04 Jan 2018

Didi starts to firm up global network, buys Brazilian partner

Didi Chuxing has bought Brazil’s biggest ride-hailing business 99 for a reported $1 billion.

The deal comes almost a year to the day since Didi took a stake in 99 and started a strategic co-operation. A few days ago, Didi raised $4 billion in equity funding and identified international expansion as one of its aims.

Didi’s founder and CEO Cheng Wei said in a statement confirming the 99 purchase:

“Globalization is a top strategic priority for Didi…We will continue to advance the transformation of global transportation and automotive industries through diversified international operations and partnerships,”

99 currently has three app-based on-demand products – 99Taxi, its core taxi-hailing service covering most of Brazil; 99Top, luxury taxis in São Paulo and 99Pop, a private car service. It has 300,000 drivers on its books, 14 million registered users and operates in more than 400 cities across Brazil.

The price paid is not officially disclosed – the $1 billion figure comes from Brazil’s biggest financial publication Valor Economica.

Didi’s description of the deal as “a significant next step of DiDi’s global strategy” suggests that it might be on the verge of an acquisition spree. It has strategic co-operation agreements and investments in a number of taxi-app/mobility businesses around the globe – Lyft, Ola, Careem and Taxify – and could dip into its cash reserves or raise more financing to increase its holdings or take ownership of these businesses.

Sharing economies of scale?

It is also worth noting that Didi has a stake in Uber. And that Google’s parent company Alphabet has a stake in Lyft. And that Apple has a stake in Didi.  The Venn diagram of taxi-app/mobility investments is even more complicated and interesting when the backers of the taxi app/mobility businesses are also factored in. Sitting at the intersection of many is Softbank, the Japanese investment giant which has a stake in both Didi and Uber (and Ola, and Grab)

Softbank and Uber recently agreed a deal in which Softbank bought out some early Uber investors to give itself a 15% stake in Uber. Softbank is very much at the heart of the taxi-app mobility sector and while its interest is financial, its backing will be increasingly important in deciding the operational direction of its invested companies.

Battlegrounds

Brazil is, according to some reports, Uber’s second biggest market, and is one region where Uber and Didi (as in, 99) will go head-to-head, with Uber slightly ahead as things stand. The New York Times coverage of Uber CEO’s Dara Khosrowshai’s recent goodwill mission to Brazil said that Uber currently has 500,000 drivers and more than 17 million users in Brazil.

Meanwhile, as Didi talks up its globalization plans, it also needs to keep an eye on what is happening in its own backyard. Having bought out Uber China in 2016, it become by far the dominant player in China. This has not however stopped Meituan-Dianping, a well-funded ecommerce giant, from launching a ride-hailing business of its own.

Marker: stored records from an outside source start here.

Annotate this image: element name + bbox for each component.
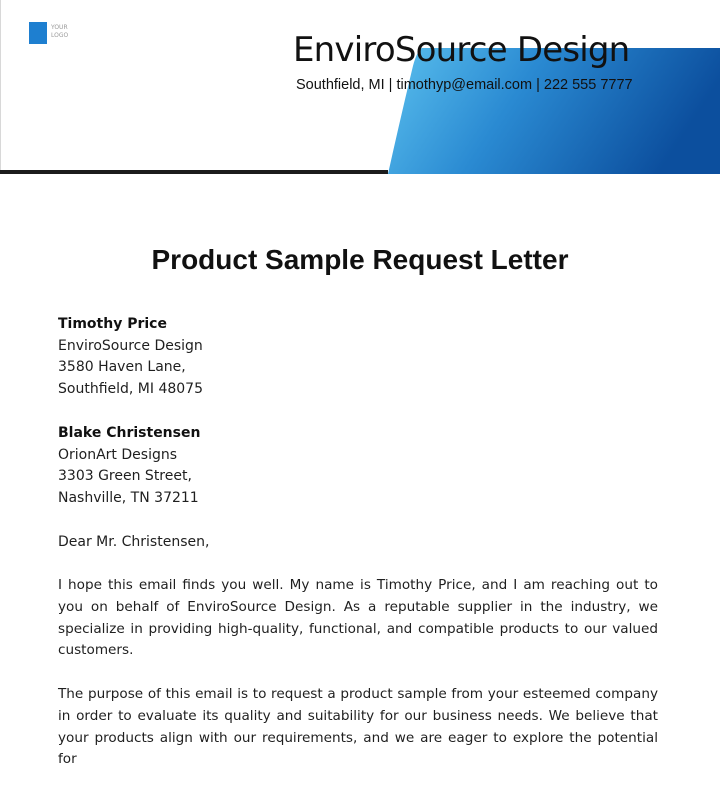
sender-address (58, 314, 658, 401)
sender-city: Southfield, MI 48075 (58, 381, 203, 398)
paragraph-intro: I hope this email finds you well. My name is Timothy Price, and I am reaching out to you on behalf of EnviroSource Design. As a reputable supplier in the industry, we specialize in providing high-quality, functional, and compatible products to our valued customers. (58, 577, 658, 659)
sender-company: EnviroSource Design (58, 337, 203, 354)
sender-name: Timothy Price (58, 316, 167, 332)
recipient-name: Blake Christensen (58, 424, 201, 441)
letter-body (58, 314, 658, 793)
recipient-city: Nashville, TN 37211 (58, 489, 199, 506)
letterhead (0, 0, 720, 174)
company-name: EnviroSource Design (293, 30, 630, 70)
header-left-border (0, 0, 1, 172)
logo-mark (29, 22, 47, 44)
paragraph-purpose: The purpose of this email is to request a product sample from your esteemed company in order to evaluate its quality and suitability for our business needs. We believe that your products align with our requirements, and we are eager to explore the potential for (58, 686, 658, 768)
sender-street: 3580 Haven Lane, (58, 359, 186, 376)
salutation: Dear Mr. Christensen, (58, 533, 210, 550)
recipient-address (58, 423, 658, 510)
document-title: Product Sample Request Letter (151, 244, 569, 275)
recipient-company: OrionArt Designs (58, 446, 178, 463)
company-contact-line: Southfield, MI | timothyp@email.com | 222 555 7777 (296, 77, 633, 93)
header-divider (0, 170, 388, 174)
logo-placeholder-text: YOUR LOGO (51, 24, 69, 39)
recipient-street: 3303 Green Street, (58, 468, 192, 485)
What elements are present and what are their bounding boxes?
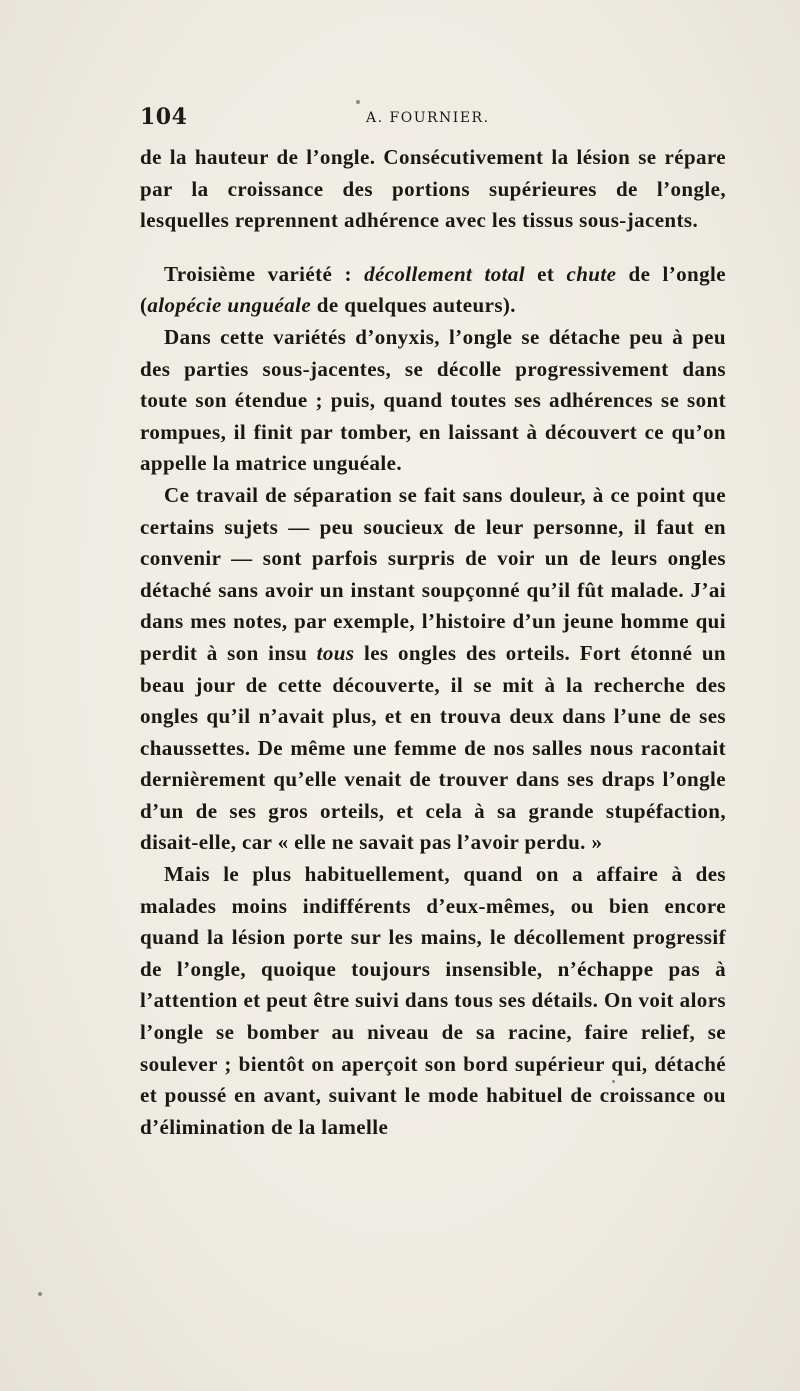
body-text xyxy=(140,142,726,1143)
paper-speck xyxy=(38,1292,42,1296)
paragraph-5 xyxy=(140,859,726,1143)
paragraph-2-text: de quelques auteurs). xyxy=(311,293,516,318)
running-head: A. FOURNIER. xyxy=(366,110,490,126)
paragraph-1 xyxy=(140,142,726,237)
paragraph-4-text: les ongles des orteils. Fort étonné un beau jour de cette découverte, il se mit à la recherche des ongles qu’il n’avait plus, et en trouva deux dans l’une de ses chaussettes. De même une femme de nos salles nous racontait dernièrement qu’elle venait de trouver dans ses draps l’ongle d’un de ses gros orteils, et cela à sa grande stupéfaction, disait-elle, car « elle ne savait pas l’avoir perdu. » xyxy=(140,640,726,855)
page-number: 104 xyxy=(140,104,188,130)
section-gap xyxy=(140,237,726,259)
paragraph-2-text: et xyxy=(524,261,567,286)
paragraph-2-italic-term: chute xyxy=(566,261,617,286)
paragraph-2-italic-term: décollement total xyxy=(364,261,525,286)
paper-speck xyxy=(356,100,360,104)
paragraph-4 xyxy=(140,480,726,859)
paragraph-1-text: de la hauteur de l’ongle. Consécutivement la lésion se répare par la croissance des portions supérieures de l’ongle, lesquelles reprennent adhérence avec les tissus sous-jacents. xyxy=(140,145,726,233)
paragraph-3-text: Dans cette variétés d’onyxis, l’ongle se détache peu à peu des parties sous-jacentes, se décolle progressivement dans toute son étendue ; puis, quand toutes ses adhérences se sont rompues, il finit par tomber, en laissant à découvert ce qu’on appelle la matrice unguéale. xyxy=(140,324,726,476)
paragraph-3 xyxy=(140,322,726,480)
paragraph-4-italic-term: tous xyxy=(316,640,355,665)
paragraph-4-text: Ce travail de séparation se fait sans douleur, à ce point que certains sujets — peu soucieux de leur personne, il faut en convenir — sont parfois surpris de voir un de leurs ongles détaché sans avoir un instant soupçonné qu’il fût malade. J’ai dans mes notes, par exemple, l’histoire d’un jeune homme qui perdit à son insu xyxy=(140,482,726,665)
paragraph-2 xyxy=(140,259,726,322)
paragraph-2-text: de l’ongle ( xyxy=(140,261,726,318)
paper-speck xyxy=(612,1080,615,1083)
page-header xyxy=(140,104,730,140)
paragraph-5-text: Mais le plus habituellement, quand on a affaire à des malades moins indifférents d’eux-mêmes, ou bien encore quand la lésion porte sur les mains, le décollement progressif de l’ongle, quoique toujours insensible, n’échappe pas à l’attention et peut être suivi dans tous ses détails. On voit alors l’ongle se bomber au niveau de sa racine, faire relief, se soulever ; bientôt on aperçoit son bord supérieur qui, détaché et poussé en avant, suivant le mode habituel de croissance ou d’élimination de la lamelle xyxy=(140,862,726,1139)
paragraph-2-italic-term: alopécie unguéale xyxy=(147,293,312,318)
paragraph-2-text: Troisième variété : xyxy=(164,261,365,286)
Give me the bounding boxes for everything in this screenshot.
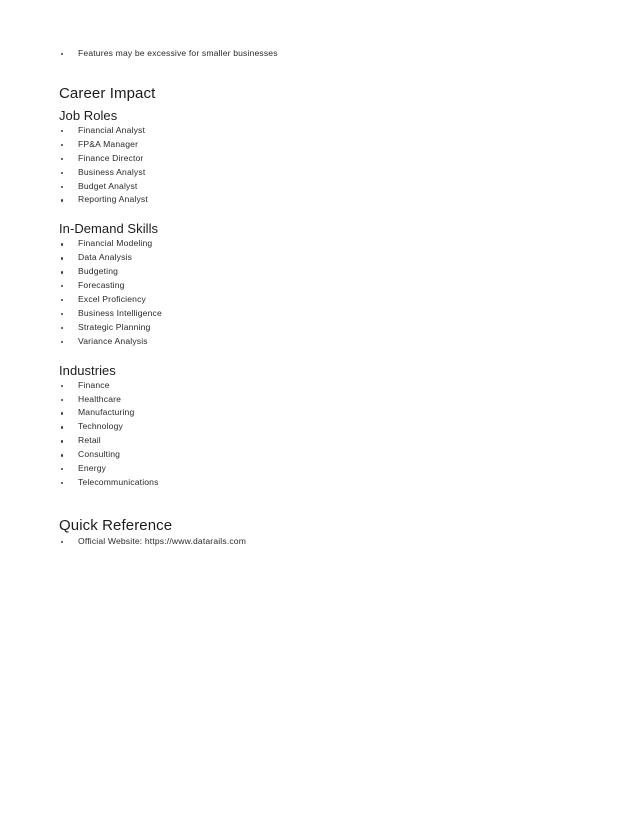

Reports say that Meituan will launch the business in seven cities, and is offering incentives to passengers and drivers to build the business. Passengers will get discounts on rides while signed up drivers will not pay commission to Meituan for three months.

The launch of a local competitor prompted Didi’s CEO Wei to quote 12th century ruler Genghis Khan:

If you want war, you get war.”

So where’s it all going?

Meituan happens to own a massive travel business in China, having launched Meituan Travel in May 2017. Its latest fundraising round took place in October the same year and was worth $4bn. One of the participants  in the round was Priceline Group which formed a strategic co-operation partnership between Meituan Travel and its own APAC-focused Agoda.com.

It is far too much of a stretch to say that Meituan’s ride-hailing launch means that Priceline Inc is now part of the mobility sector, but the connection – however tenuous – reinforces that the taxi-app/ride-hailing/mobility space is creating some intriguing operational and financial relationships.